Wondered what causes cavities?
Cavities are caused by specific tiny microbes that live in our mouths. As our teeth erupt, they naturally begin to accumulate communities of bacteria. Depend on what you eat, and specifically, how much sugar you consume, certain microbes can overpopulate and cause cavities. Diets high in sugary foods cause an explosion of bacteria called mutans streptococci. The bacteria use sugar as an energy source. The bacteria generates byproducts in the form of acids, such as lactic acids. Mutans streptococci are resistant to this acid, but unfortunately, our teeth are not.

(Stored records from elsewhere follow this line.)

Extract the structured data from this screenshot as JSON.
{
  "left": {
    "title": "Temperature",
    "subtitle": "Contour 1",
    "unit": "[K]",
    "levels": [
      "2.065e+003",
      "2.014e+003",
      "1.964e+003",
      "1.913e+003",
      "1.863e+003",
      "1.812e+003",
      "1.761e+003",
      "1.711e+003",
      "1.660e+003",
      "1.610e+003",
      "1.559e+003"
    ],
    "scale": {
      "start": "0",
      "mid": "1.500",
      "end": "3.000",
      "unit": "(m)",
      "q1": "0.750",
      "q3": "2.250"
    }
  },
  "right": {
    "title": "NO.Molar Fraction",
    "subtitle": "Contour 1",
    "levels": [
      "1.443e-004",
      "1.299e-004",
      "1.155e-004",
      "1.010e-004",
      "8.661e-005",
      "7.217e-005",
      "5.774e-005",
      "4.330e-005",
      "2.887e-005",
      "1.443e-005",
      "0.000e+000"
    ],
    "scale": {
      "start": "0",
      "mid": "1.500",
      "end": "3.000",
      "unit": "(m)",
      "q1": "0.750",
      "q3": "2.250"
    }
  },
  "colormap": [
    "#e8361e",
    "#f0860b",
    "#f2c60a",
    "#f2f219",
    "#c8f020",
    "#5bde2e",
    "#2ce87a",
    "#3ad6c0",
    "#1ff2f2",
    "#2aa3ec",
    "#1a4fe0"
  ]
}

While each tooth is covered with a layer of enamel, it’s no match for acid. That degrades the armor over time, bleaching away its calcium and minerals. Gradually, acids wear down a pathway for bacteria into the tooth’s secondary layer, called the dentin. Since blood vessels and nerves are enclosed deep within, at this stage the expanding cavity doesn’t hurt. But if the damage extends beyond the dentin, the bacterial invasion progresses, causing excruciating pain as the nerves become exposed. Without treatment, the whole tooth may become infected and require removal. All due to those sugar loving bacteria. The more sugar our food contains, the more our teeth are put at risk.
Sugar isn’t the only cause of cavities – carbohydrates can also be the cause. When exposed to enzymes in the saliva, carbohydrates get broken down into simpler sugars, which attracts bacteria. Today, 92 percent of American adults have had cavities in their teeth. Some people are more susceptible to cavities due to genes, which may cause certain weaknesses, like softer enamel. However, for most, high sugar consumption is to blame. The best way to avoid a cavity is to steer clear of sugar content and practice good dental hygiene to get rid of bacteria.
Bad breath can be a problem. Here you can find out what causes it.
Bad breath is otherwise known as halitosis. The bacteria in your mouth feed off mucus, food remnants and dead tissue cells. In order to absorb nutrients through their cell membranes, they must break down the organic matter into much smaller molecules. For example, they will break down proteins into their component amino acids, and then break those down even further into various compounds. Some of the foul smelling byproducts of these reactions, such as hydrogen sulfide and cadaverine, escape into the air and become bad breath. Americans alone spend $1 billion per year on various breath products.
Fortunately, most bad breath is easily treated. The worst smelling byproducts come from gram-negative bacteria that live in the spaces between gums and teeth and on the back of the tongue. By brushing and flossing our teeth and using anti-bacterial mouthwash at bedtime, gently cleaning the tongue with a plastic scraper, and even just eating a healthy breakfast, we can remove many of these bacteria and their food sources. In some cases, these measures may not be enough, due to dental problems, nasal conditions or rarer ailments such as liver disease and uncontrolled diabetes. Behaviours such as smoking and excessive alcohol consumption also have a very recognisable odor. Regardless of smell, the bad smell almost always originates in the mouth, and not the stomach or elsewhere in the body.